A team from Deakin University, University of Pisa and Swansea University equipped 33 green sea turtles with satellite tags and recorded unique tracks of green turtles migrating long distances in the Indian Ocean to small oceanic islands.

The study provides some of the best evidence to date that migrating sea turtles have an ability to redirect in the open ocean, but only at a crude level rather than at fine scales.

Seven turtles travelled only a few tens of kilometres to foraging sites on the Great Chagos Bank, six travelled over 4,000km to mainland Africa, one to Madagascar, while another two turtles ventured north to the Maldives.

Most of the species tracked (17) migrated westward to distant foraging sites in the Western Indian Ocean that were associated with small islands.

The routes of 35 adult female green turtles travelling to their foraging grounds in the Western Indian Ocean after the end of the nesting season on Diego Garcia, Chagos Archipelago. Turtles tracked in different years are indicated by different colours.
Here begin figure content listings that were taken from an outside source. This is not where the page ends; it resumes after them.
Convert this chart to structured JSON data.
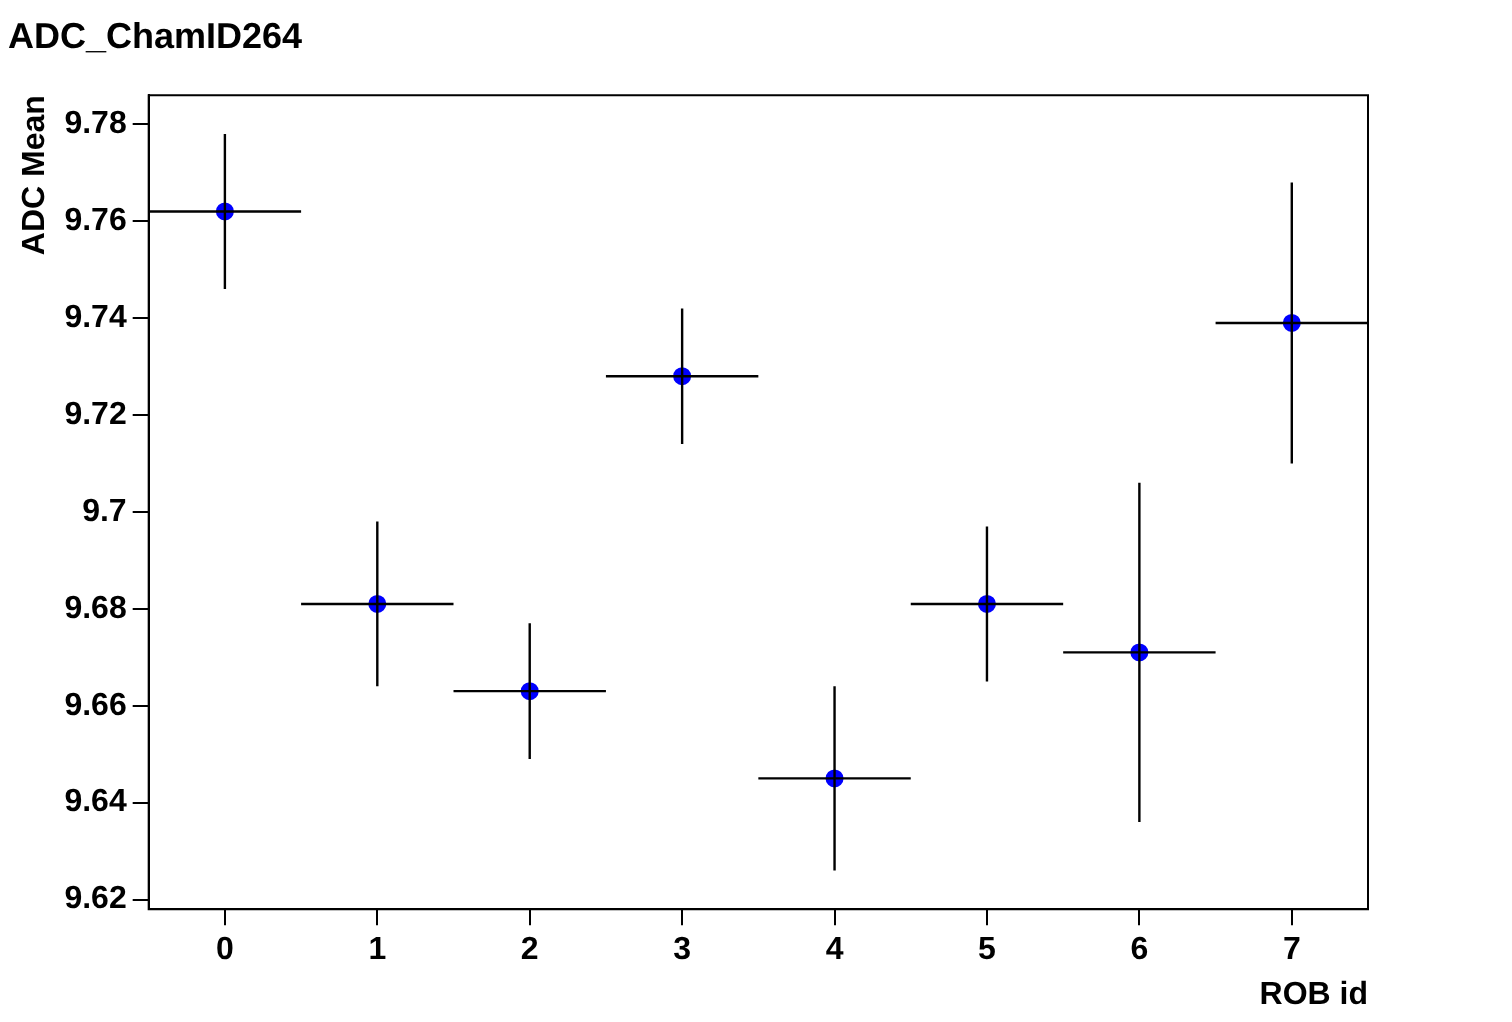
{
  "chart_data": {
    "type": "scatter",
    "title": "ADC_ChamID264",
    "xlabel": "ROB id",
    "ylabel": "ADC Mean",
    "x": [
      0,
      1,
      2,
      3,
      4,
      5,
      6,
      7
    ],
    "series": [
      {
        "color": "#0000ff",
        "values": [
          9.762,
          9.681,
          9.663,
          9.728,
          9.645,
          9.681,
          9.671,
          9.739
        ],
        "errors": [
          0.016,
          0.017,
          0.014,
          0.014,
          0.019,
          0.016,
          0.035,
          0.029
        ],
        "xerrors": [
          0.5,
          0.5,
          0.5,
          0.5,
          0.5,
          0.5,
          0.5,
          0.5
        ]
      }
    ],
    "xlim": [
      -0.5,
      7.5
    ],
    "xticks": [
      0,
      1,
      2,
      3,
      4,
      5,
      6,
      7
    ],
    "ylim": [
      9.618,
      9.786
    ],
    "yticks": [
      9.62,
      9.64,
      9.66,
      9.68,
      9.7,
      9.72,
      9.74,
      9.76,
      9.78
    ],
    "grid": false,
    "legend": false,
    "marker": "circle"
  }
}
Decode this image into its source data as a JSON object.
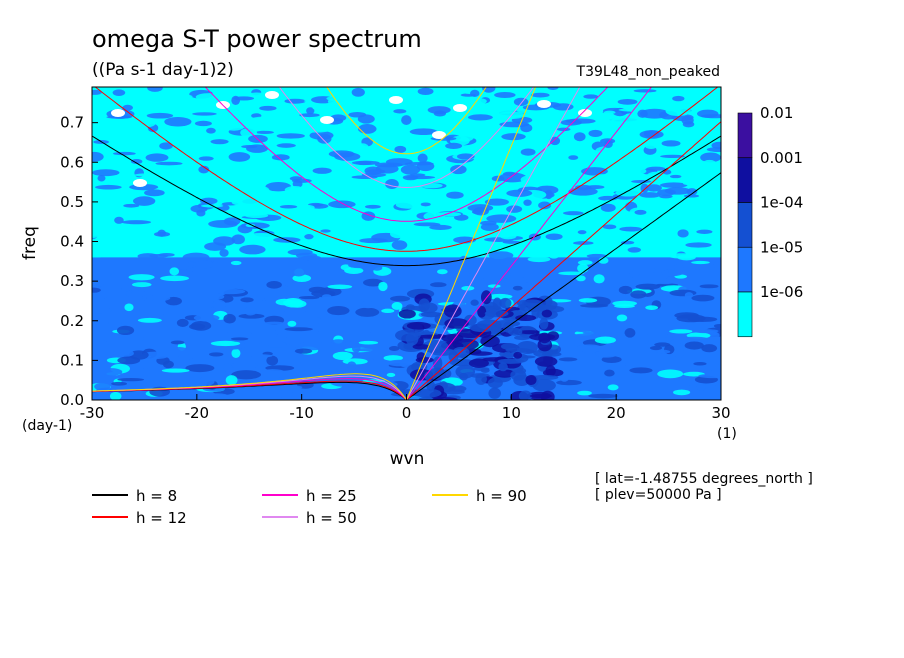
{
  "chart_data": {
    "type": "heatmap",
    "title": "omega S-T power spectrum",
    "subtitle": "((Pa s-1 day-1)2)",
    "dataset_label": "T39L48_non_peaked",
    "xlabel": "wvn",
    "ylabel": "freq",
    "x_unit": "(1)",
    "y_unit": "(day-1)",
    "xlim": [
      -30,
      30
    ],
    "ylim": [
      0,
      0.79
    ],
    "x_ticks": [
      "-30",
      "-20",
      "-10",
      "0",
      "10",
      "20",
      "30"
    ],
    "y_ticks": [
      "0.0",
      "0.1",
      "0.2",
      "0.3",
      "0.4",
      "0.5",
      "0.6",
      "0.7"
    ],
    "colorbar": {
      "labels": [
        "0.01",
        "0.001",
        "1e-04",
        "1e-05",
        "1e-06"
      ],
      "colors": [
        "#3b0fa0",
        "#0f0fa0",
        "#1450d2",
        "#1e78ff",
        "#00ffff"
      ]
    },
    "colors": {
      "white_patch": "#ffffff",
      "cyan": "#00ffff",
      "mid_blue": "#1e78ff",
      "blue": "#1450d2",
      "dark_blue": "#0f0fa0"
    },
    "legend": [
      {
        "label": "h =  8",
        "color": "#000000",
        "h": 8
      },
      {
        "label": "h = 12",
        "color": "#ff0000",
        "h": 12
      },
      {
        "label": "h = 25",
        "color": "#ff00cc",
        "h": 25
      },
      {
        "label": "h = 50",
        "color": "#e088f0",
        "h": 50
      },
      {
        "label": "h = 90",
        "color": "#ffd700",
        "h": 90
      }
    ],
    "dispersion_curves": "equatorial wave dispersion lines (Kelvin, inertio-gravity n=1, mixed Rossby-gravity) for equivalent depths h = 8, 12, 25, 50, 90 m",
    "annotations": [
      "[ lat=-1.48755 degrees_north ]",
      "[ plev=50000 Pa ]"
    ]
  }
}
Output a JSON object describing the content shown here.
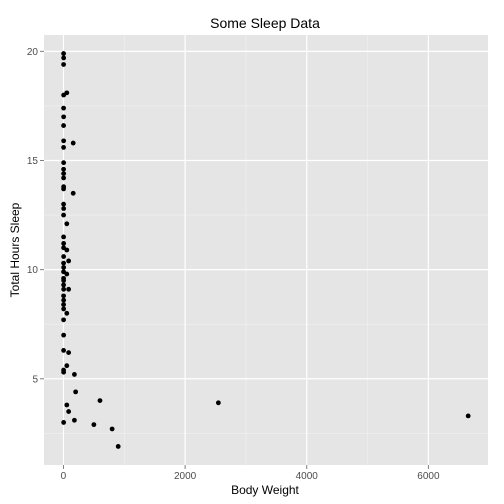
{
  "chart_data": {
    "type": "scatter",
    "title": "Some Sleep Data",
    "xlabel": "Body Weight",
    "ylabel": "Total Hours Sleep",
    "xlim": [
      -320,
      6980
    ],
    "ylim": [
      1.05,
      20.75
    ],
    "x_ticks": [
      0,
      2000,
      4000,
      6000
    ],
    "x_tick_labels": [
      "0",
      "2000",
      "4000",
      "6000"
    ],
    "y_ticks": [
      5,
      10,
      15,
      20
    ],
    "y_tick_labels": [
      "5",
      "10",
      "15",
      "20"
    ],
    "grid": true,
    "legend": "none",
    "colors": {
      "panel": "#e5e5e5",
      "grid_major": "#ffffff",
      "grid_minor": "#f2f2f2",
      "point": "#000000",
      "tick_label": "#4d4d4d"
    },
    "points": [
      {
        "x": 2,
        "y": 19.9
      },
      {
        "x": 3,
        "y": 19.7
      },
      {
        "x": 2,
        "y": 19.4
      },
      {
        "x": 3,
        "y": 18.0
      },
      {
        "x": 55,
        "y": 18.1
      },
      {
        "x": 2,
        "y": 17.4
      },
      {
        "x": 3,
        "y": 17.0
      },
      {
        "x": 2,
        "y": 16.6
      },
      {
        "x": 3,
        "y": 15.9
      },
      {
        "x": 2,
        "y": 15.6
      },
      {
        "x": 160,
        "y": 15.8
      },
      {
        "x": 3,
        "y": 14.9
      },
      {
        "x": 2,
        "y": 14.6
      },
      {
        "x": 3,
        "y": 14.4
      },
      {
        "x": 2,
        "y": 14.2
      },
      {
        "x": 3,
        "y": 13.8
      },
      {
        "x": 2,
        "y": 13.7
      },
      {
        "x": 160,
        "y": 13.5
      },
      {
        "x": 2,
        "y": 13.0
      },
      {
        "x": 3,
        "y": 12.8
      },
      {
        "x": 2,
        "y": 12.5
      },
      {
        "x": 55,
        "y": 12.1
      },
      {
        "x": 2,
        "y": 11.5
      },
      {
        "x": 3,
        "y": 11.2
      },
      {
        "x": 2,
        "y": 11.0
      },
      {
        "x": 55,
        "y": 10.9
      },
      {
        "x": 3,
        "y": 10.6
      },
      {
        "x": 85,
        "y": 10.4
      },
      {
        "x": 2,
        "y": 10.3
      },
      {
        "x": 3,
        "y": 10.1
      },
      {
        "x": 2,
        "y": 9.9
      },
      {
        "x": 55,
        "y": 9.8
      },
      {
        "x": 2,
        "y": 9.6
      },
      {
        "x": 3,
        "y": 9.5
      },
      {
        "x": 2,
        "y": 9.3
      },
      {
        "x": 3,
        "y": 9.1
      },
      {
        "x": 85,
        "y": 9.1
      },
      {
        "x": 2,
        "y": 8.8
      },
      {
        "x": 3,
        "y": 8.6
      },
      {
        "x": 2,
        "y": 8.4
      },
      {
        "x": 3,
        "y": 8.2
      },
      {
        "x": 55,
        "y": 8.0
      },
      {
        "x": 2,
        "y": 7.7
      },
      {
        "x": 3,
        "y": 7.0
      },
      {
        "x": 2,
        "y": 6.3
      },
      {
        "x": 85,
        "y": 6.2
      },
      {
        "x": 55,
        "y": 5.6
      },
      {
        "x": 2,
        "y": 5.4
      },
      {
        "x": 3,
        "y": 5.3
      },
      {
        "x": 180,
        "y": 5.2
      },
      {
        "x": 600,
        "y": 4.0
      },
      {
        "x": 200,
        "y": 4.4
      },
      {
        "x": 55,
        "y": 3.8
      },
      {
        "x": 85,
        "y": 3.5
      },
      {
        "x": 500,
        "y": 2.9
      },
      {
        "x": 180,
        "y": 3.1
      },
      {
        "x": 3,
        "y": 3.0
      },
      {
        "x": 800,
        "y": 2.7
      },
      {
        "x": 900,
        "y": 1.9
      },
      {
        "x": 2547,
        "y": 3.9
      },
      {
        "x": 6654,
        "y": 3.3
      }
    ]
  }
}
Stars = final foraging site, crosses = turtles not tracked all the way to their foraging grounds. PHOTO/NICOLE ESTEBAN/SWANSEA UNIVERSITY

It shows that the turtles can travel several hundred kilometres off the direct routes to their goal before reorienting, often in the open ocean.

In 1873, Charles Darwin marvelled at the ability of sea turtles to find isolated islands where they nest. However, the details of how sea turtles, and other groups such as seals and whales, navigate during long migrations remains an open question.

Answering this question using free-living individuals is difficult due to thousands of sea turtles being tracked to mainland coasts where the navigational challenges are easiest.

The study also showed that turtles frequently struggled to find small islands, overshooting, and/or searching for the island in the final stages of migration.

These satellite tracking results support the suggestion, from previous laboratory work, that turtles use a crude true navigation system in the open ocean, possibly using the world’s geomagnetic field.

Swansea University’s Dr Nicole Esteban, a co-author in the study said:

“We were surprised that green turtles sometimes overshot their ultimate destination by several hundred kilometres and then searched the ocean for their target. Our research shows evidence that turtles have a crude map sense with open ocean reorientation.”